Berharap Keajaiban

oleh

Oleh : Fauzan Azima*

SEBELUM masuk ke materi tulisan ini, saya memohon maaf sebesar-besarnya kepada setiap pribadi yang pernah saya buat tersinggung, kecewa, sakit hati dan terzalimi; baik sengaja, maupun tidak saya sadari. Sekali lagi, saya mohon dibukakan pintu maaf, sebesar-besarnya, buat saya.

Tak ada kata yang lebih banyak saya rangkaikan dalam hati, pada hari-hari belakangan ini, selain doa. Doa, permohonan, yang saya sampaikan dalam diam dan gerak. Dalam keramaian atau saat sendiri. Doa, kepada Yang Maha Berkehendak, di saat gerak.

Saya memahami doa dalam dua makna. Doa diri dan Dia Yang Berkuasa dan Mengusai. Kita harus memasrahkan diri, menunduk serendah-rendahnya, dan menjadikan diri menjadi Dia karena hanya Dia yang mengabulkan segala permintaan kita.

Doa juga terdiri atas dua suku kata yakni do atau usaha dan a atau huruf vokal atau nyata. Sehingga lahir ungkapan ora et labora atau doa disertai usaha. Doa sebagai hakikat harus dibarengi kerja nyata sebagai syariatnya.

Di masa-masa sulit, semua orang berharap keajaiban untuk mengubah keadaan. Masing-masing orang menyusun bait-bait doanya untuk dirinya. Banyak doa yang diajarkan oleh para nabi dan ulama.

Syahdan, Nabi Yunus as berdoa saat dia ditelan ikan, “Lailaha illa anta. Subhanaka inni kuntu minadzdzalimin.” “Allaumma inni masyanidhdhurru WA anta Arhamur Rahim.” Doa dari ulama misalnya “Zi, wazi, Ma’ni, maknikem, menjadi manusia kembali seutuhnya”

Sebetulnya apapun bunyi bait doanya, semua harus terhubung dengan pikiran. Kita adalah apa yang kita pikirkan. Saat kita berpikir untuk sehat, maka pikiran akan menginstruksikan seluruh bagian tubuh untuk menjadi sehat. Demikian juga sebaliknya.

Begitupun dalam hidup dan kehidupan. Kalau kita ingin kaya, pikiran akan menuntun ke arah itu.

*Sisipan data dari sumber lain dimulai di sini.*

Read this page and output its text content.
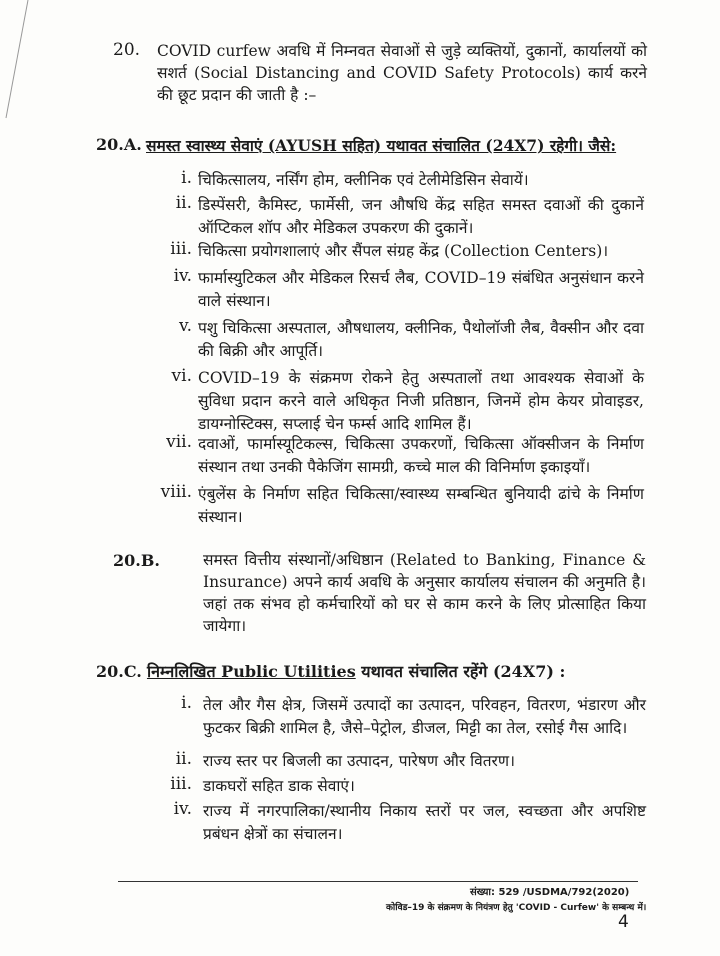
20. COVID curfew अवधि में निम्नवत सेवाओं से जुड़े व्यक्तियों, दुकानों, कार्यालयों को सशर्त (Social Distancing and COVID Safety Protocols) कार्य करने की छूट प्रदान की जाती है :–
20.A. समस्त स्वास्थ्य सेवाएं (AYUSH सहित) यथावत संचालित (24X7) रहेगी। जैसे:
i. चिकित्सालय, नर्सिंग होम, क्लीनिक एवं टेलीमेडिसिन सेवायें।
ii. डिस्पेंसरी, कैमिस्ट, फार्मेसी, जन औषधि केंद्र सहित समस्त दवाओं की दुकानें ऑप्टिकल शॉप और मेडिकल उपकरण की दुकानें।
iii. चिकित्सा प्रयोगशालाएं और सैंपल संग्रह केंद्र (Collection Centers)।
iv. फार्मास्युटिकल और मेडिकल रिसर्च लैब, COVID–19 संबंधित अनुसंधान करने वाले संस्थान।
v. पशु चिकित्सा अस्पताल, औषधालय, क्लीनिक, पैथोलॉजी लैब, वैक्सीन और दवा की बिक्री और आपूर्ति।
vi. COVID–19 के संक्रमण रोकने हेतु अस्पतालों तथा आवश्यक सेवाओं के सुविधा प्रदान करने वाले अधिकृत निजी प्रतिष्ठान, जिनमें होम केयर प्रोवाइडर, डायग्नोस्टिक्स, सप्लाई चेन फर्म्स आदि शामिल हैं।
vii. दवाओं, फार्मास्यूटिकल्स, चिकित्सा उपकरणों, चिकित्सा ऑक्सीजन के निर्माण संस्थान तथा उनकी पैकेजिंग सामग्री, कच्चे माल की विनिर्माण इकाइयाँ।
viii. एंबुलेंस के निर्माण सहित चिकित्सा/स्वास्थ्य सम्बन्धित बुनियादी ढांचे के निर्माण संस्थान।
20.B.	समस्त वित्तीय संस्थानों/अधिष्ठान (Related to Banking, Finance & Insurance) अपने कार्य अवधि के अनुसार कार्यालय संचालन की अनुमति है। जहां तक संभव हो कर्मचारियों को घर से काम करने के लिए प्रोत्साहित किया जायेगा।
20.C. निम्नलिखित Public Utilities यथावत संचालित रहेंगे (24X7) :
i. तेल और गैस क्षेत्र, जिसमें उत्पादों का उत्पादन, परिवहन, वितरण, भंडारण और फुटकर बिक्री शामिल है, जैसे–पेट्रोल, डीजल, मिट्टी का तेल, रसोई गैस आदि।
ii. राज्य स्तर पर बिजली का उत्पादन, पारेषण और वितरण।
iii. डाकघरों सहित डाक सेवाएं।
iv. राज्य में नगरपालिका/स्थानीय निकाय स्तरों पर जल, स्वच्छता और अपशिष्ट प्रबंधन क्षेत्रों का संचालन।
संख्या: 529 /USDMA/792(2020)
कोविड–19 के संक्रमण के नियंत्रण हेतु 'COVID - Curfew' के सम्बन्ध में।
4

Jika kita ingin bahagia, maka pikiran akan menuntun ke arah kebahagiaan. Pikiran adalah alat untuk menangkap sinyal sejenis.

Kondisi saya saat ini sudah berobat jalan, setelah enam hari dirawat di RS Kesdam. Hari ini, sudah 18 hari saya terkena stroke. Tangan dan kaki belum merespons perintah dari otak. Saya sadar, ini membutuhkan waktu, energi dan semangat.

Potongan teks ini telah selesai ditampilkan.